Title: Parameter Estimation of Birnbaum-Saunders Distribution Under Competing Risks Using the Quantile Variant of the Expectation-Maximization Algorithm
Authors: Chanseok Park; Min Wang
Affiliation: Department of Management Science and Statistics, The University of Texas at San Antonio, San Antonio, TX 78249, USA
Abstract: Competing risks models, also known as weakest-link models, are utilized to analyze diverse strength distributions exhibiting multi-modality, often attributed to various types of defects within the material. The weakest-link theory posits that a material’s fracture is dictated by its most severe defect.

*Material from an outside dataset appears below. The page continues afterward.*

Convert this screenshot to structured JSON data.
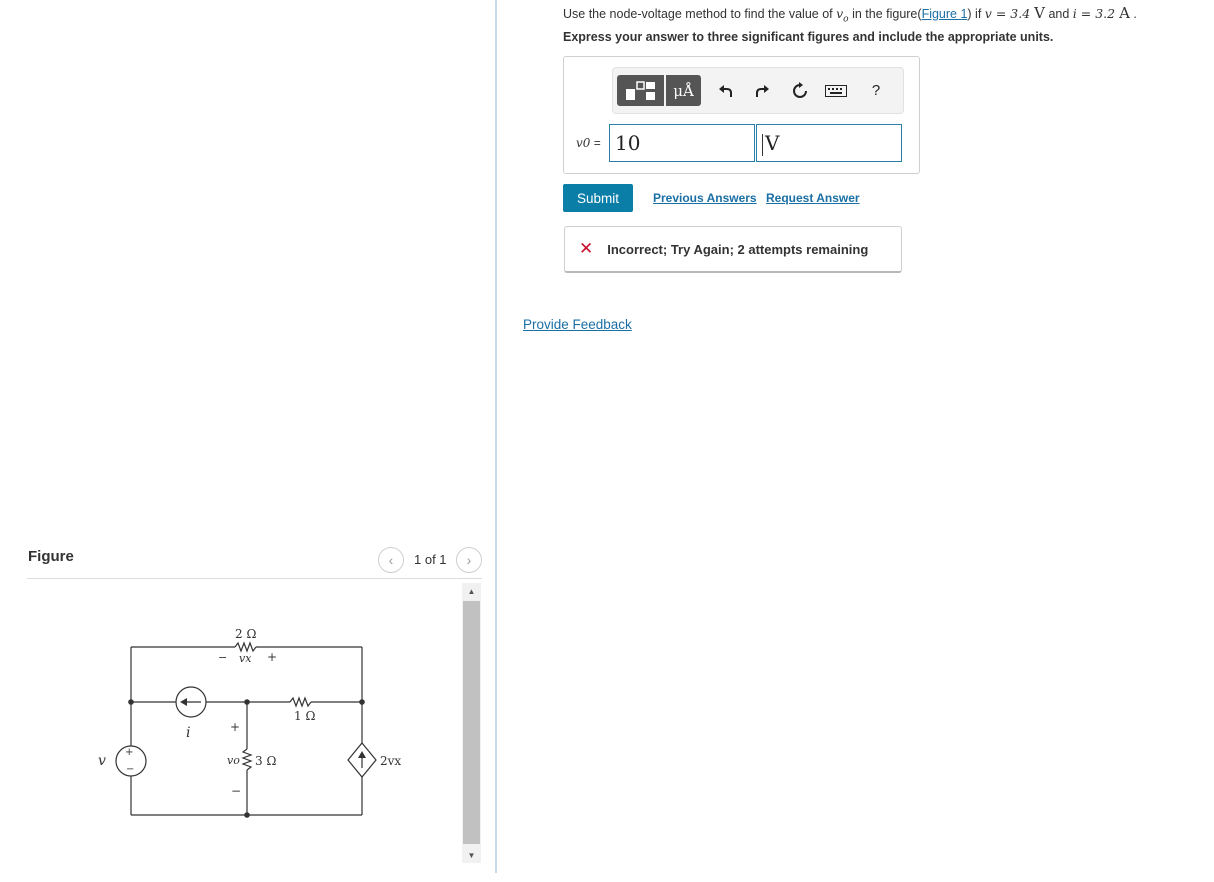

However, multimodal problems can become intricate due to potential censoring, a common constraint stemming from time and cost limitations during experiments. Additionally, determining the mode of failure can be challenging due to factors like the absence of suitable diagnostic tools, costly autopsy procedures, and other obstacles, collectively referred to as the masking problem. In this paper, we investigate the distribution of strength for multimodal failures with censored data. We consider both full and partial maskings and present an EM-type parameter estimate for the Birnbaum-Saunders distribution under competing risks. We compare the results with those obtained from other distributions such as lognormal, Weibull, and Wald (inverse-Gaussian) distributions. The effectiveness of the proposed method is demonstrated through two illustrative examples.